Well, they are declining too. The current climate crisis affects fish stocks, agriculture destroys their breeding grounds, and introduced predators take their toll too. Young birds are fed by people (chips, bread…) during summer… only to die when winter comes, unable to forage by themselves after being dependent on humans. The main colonies have declined by 80-100% since the 1960s.

Further read: Their chips are down: New Zealand seagulls under threat after ‘unbelievable declines’, The Guardian

As we’ve seen, people don’t generally like gull, and they are therefore not very sympathetic to their struggles. Silver gulls are now classified as “nationally vulnerable” in New Zealand.

Black-billed gull (Chroicocephalus bulleri)

This is the “most threatened gull species in the world”, endemic to New Zealand. It breeds inland, on endangered braided rivers, and has steadily declined (minus 80% in the last 30 years). Only about 60,000 pairs remain.

Braided rivers are often subject to flooding, thus Black-billed gull eggs and chicks are regularly lost. We may shed tears to such unfortunate events, but to be fair, they do not threaten the species by themselves: river-nesting birds are adapted to these conditions, they are resilient. If possible, they will start nesting again after the event, maybe in a different location. No, the real risk is human-born: the climate crisis might make such floodings stronger and more frequent, and other disturbances (agriculture, habitat loss, introduced pests…) brings pressure on the gulls that may prevent them from recovering from the floodings.

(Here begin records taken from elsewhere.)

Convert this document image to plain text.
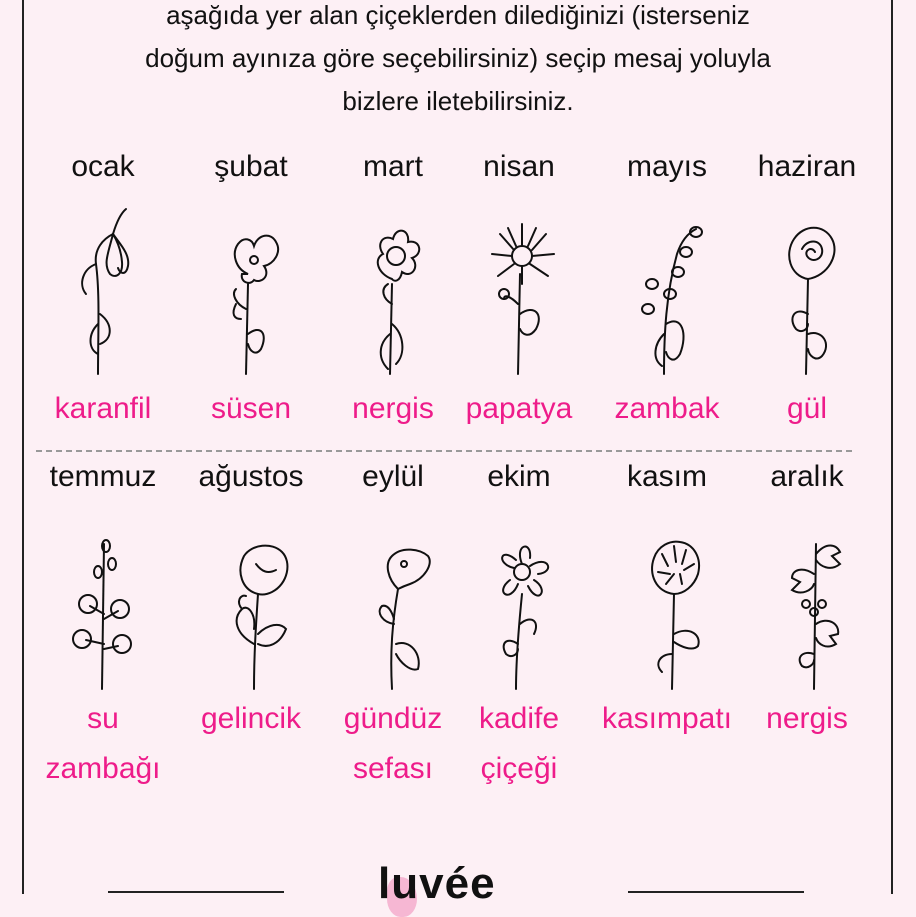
aşağıda yer alan çiçeklerden dilediğinizi (isterseniz
doğum ayınıza göre seçebilirsiniz) seçip mesaj yoluyla
bizlere iletebilirsiniz.
ocak
karanfil
şubat
süsen
mart
nergis
nisan
papatya
mayıs
zambak
haziran
gül
temmuz
su
zambağı
ağustos
gelincik
eylül
gündüz
sefası
ekim
kadife
çiçeği
kasım
kasımpatı
aralık
nergis
luvée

Further read: The Silent World, my previous piece about the plight of wildlife in New Zealand, especially forest birds.

Oh, and there’s also the sheer stupidity of locals: some have driven with their 4-wheel-drive vehicles straight into the colonies, or walked there, or shot them for fun. Just another seagull, right?

*sigh*

Black-billed gulls are similar to Silver gulls, but the bill is black (that’s not very obvious from a distance) and more slender, the head is less round and the wingtips are whiter. They are not very difficult to find: I’ve seen them in Wanaka, on the lake front, or in Lumsden, at the freedom camping area. In winter, they favour coastal habitat, and I’ve seen them in Miranda and Lake Ferry for instance.